Admit it or not, we human beings become anxious and impatient when it comes to wait. Especially when we are blindfolded — that is, we are unaware of how long we have to suffer the endless wait. As pointed out by Brad Allan Myers, arguably the designer of progress bar in 1980s, being able to track the progress during the waiting can significantly improve the user experience (Myers, 1985).
As an R programmer in bioinformatic research, often my codes are not designed for the general public, but it is important to make sure that my users, namely my fellow colleagues and researchers, are as happy as possible. However, tracking process in R can be tricky. In this article, I am going to present you some approaches and my solution (pbmcapply).
The easiest way to handle progress tracking in R is to periodically print the percentage of completion to the output, which is the screen by default, or write it to your log file located somewhere on the disk. Needless to say, this is probably the least elegant way to solve the problem, but many people are still following this path nowadays.

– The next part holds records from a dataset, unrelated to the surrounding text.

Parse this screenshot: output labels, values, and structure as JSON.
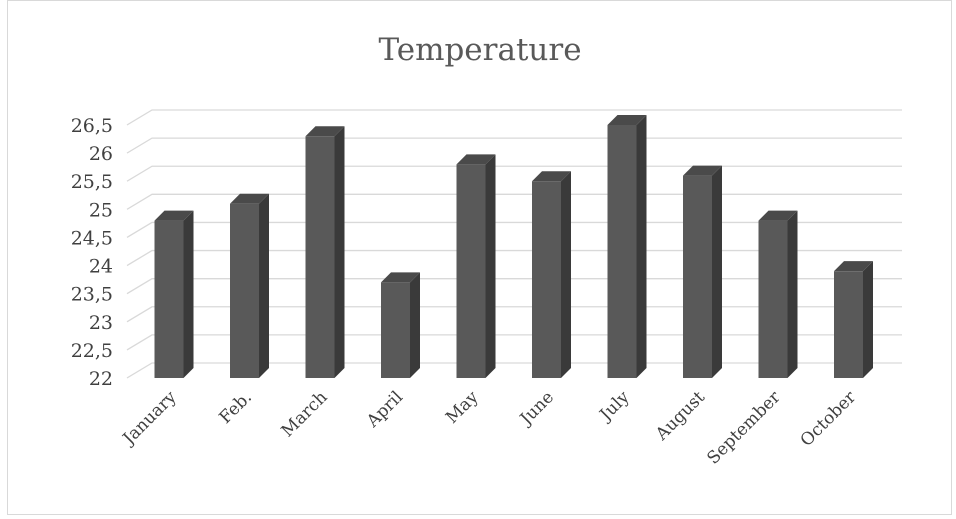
{
  "chart_data": {
    "type": "bar",
    "title": "Temperature",
    "xlabel": "",
    "ylabel": "",
    "categories": [
      "January",
      "Feb.",
      "March",
      "April",
      "May",
      "June",
      "July",
      "August",
      "September",
      "October"
    ],
    "values": [
      24.8,
      25.1,
      26.3,
      23.7,
      25.8,
      25.5,
      26.5,
      25.6,
      24.8,
      23.9
    ],
    "ylim": [
      22,
      26.5
    ],
    "ytick_labels": [
      "22",
      "22,5",
      "23",
      "23,5",
      "24",
      "24,5",
      "25",
      "25,5",
      "26",
      "26,5"
    ],
    "grid": true,
    "style": "3d-column",
    "legend": "none",
    "colors": {
      "bar_front": "#595959",
      "bar_side": "#3a3a3a",
      "bar_top": "#4a4a4a",
      "grid": "#d9d9d9",
      "text": "#404040",
      "title": "#595959"
    }
  }
}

An better (and still easy) solution is to adopt a package named pbapply. According to its dev page, the package has been very popular — 90k downloads. The package is easy to use. Whenever you are about to call the apply function, use the pbapply version of it. For example:
# Some numbers we are going to work with
nums <- 1:10
# Let's call the lapply to get the sqare root of these numbers
sqrt <- sapply(nums, sqrt)
# Now let's track the process using pbapply package
sqrt <- pbsapply(nums, sqrt)
While the numbers are processed, a progress bar will be printed to the output and refreshed repeatedly.
Although pbapply is a great tool and I use it frequently, it failed to track the progress of the paralleled version of apply — mcapply — until recently. In September, the author of pbapply updated his package with support to snow-type clusters and multicore-type forking. However, his approach relies on splitting the elements into fractions and applies mcapply to them sequentially. One of the greatest caveat of this approach is that if the number of elements is significantly higher than the number of cores, a lot of mcapply calls will be executed. Mcapply calles, which is built upon the fork() function in Unix/Linux, is very expensive: forking into lots of child processes is time consuming and creates memory overhead.

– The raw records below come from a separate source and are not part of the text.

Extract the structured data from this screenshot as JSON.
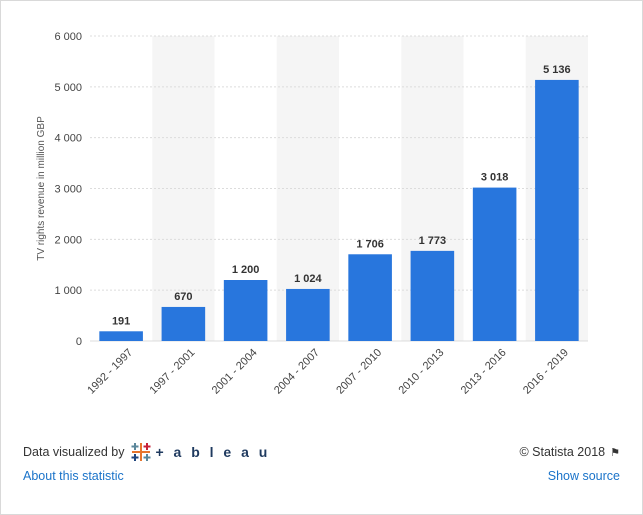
{
  "chart_data": {
    "type": "bar",
    "categories": [
      "1992 - 1997",
      "1997 - 2001",
      "2001 - 2004",
      "2004 - 2007",
      "2007 - 2010",
      "2010 - 2013",
      "2013 - 2016",
      "2016 - 2019"
    ],
    "values": [
      191,
      670,
      1200,
      1024,
      1706,
      1773,
      3018,
      5136
    ],
    "value_labels": [
      "191",
      "670",
      "1 200",
      "1 024",
      "1 706",
      "1 773",
      "3 018",
      "5 136"
    ],
    "title": "",
    "xlabel": "",
    "ylabel": "TV rights revenue in million GBP",
    "ylim": [
      0,
      6000
    ],
    "yticks": [
      0,
      1000,
      2000,
      3000,
      4000,
      5000,
      6000
    ],
    "ytick_labels": [
      "0",
      "1 000",
      "2 000",
      "3 000",
      "4 000",
      "5 000",
      "6 000"
    ],
    "grid": true,
    "bar_color": "#2876dd"
  },
  "footer": {
    "visualized_by": "Data visualized by",
    "tableau_word": "+ a b l e a u",
    "copyright": "© Statista 2018",
    "about_link": "About this statistic",
    "source_link": "Show source"
  },
  "colors": {
    "bar": "#2876dd",
    "band": "#f5f5f5",
    "grid": "#dcdcdc",
    "link": "#1a73c9",
    "text": "#333333"
  }
}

Pbmcapply is my own solution to address this problem. Available as a CRAN package, it can be easily incorporated into your code:
# Install pbmcapply
As you might have realized by its name, I was inspired by the pbapply package. Unlike pbapply, my solution does not rely on executing multiple mcapply calls. Instead, pbmcapply takes advantages of a package named future.
In Computer Science, future refers to an object that will hold values later. It allows the program to execute some code as a future and, without waiting for the return, proceed to the next step. In pbmcapply, mcapply will be wrapped into a future. The future will update the main program with its progress periodically and the main program will maintain a progress bar to display the updates.
Because the overhead was minimal and non-linear in pbmcapply, a dramatic increase of performance is seen when the number of elements to iterate over is significantly bigger than the number of CPU cores. Single-thread and multi-threaded apply functions from the R base are used as a reference. It is obvious that even with pbmcapply, the performance is affected due to time required to set up the monitor process.
Everything comes at a price. When enjoying the convenience of interactive progress tracking, please keep in mind that it slightly slows down the program.
Like always, one shoe doesn’t fit all. If performance is your top priority (e.g. when running a program on a cluster), a better way to track progress might be print. On the other hand, if letting the program run for an extra second sounds reasonable, you are more than welcome to check either my solution (pbmcapply) or pbapply in order to get a more user-friendly way to track the progress.
Myers, B. A. (1985). The importance of percent-done progress indicators for computer-human interfaces. In ACM SIGCHI Bulletin (Vol. 16, №4, pp. 11–17). ACM.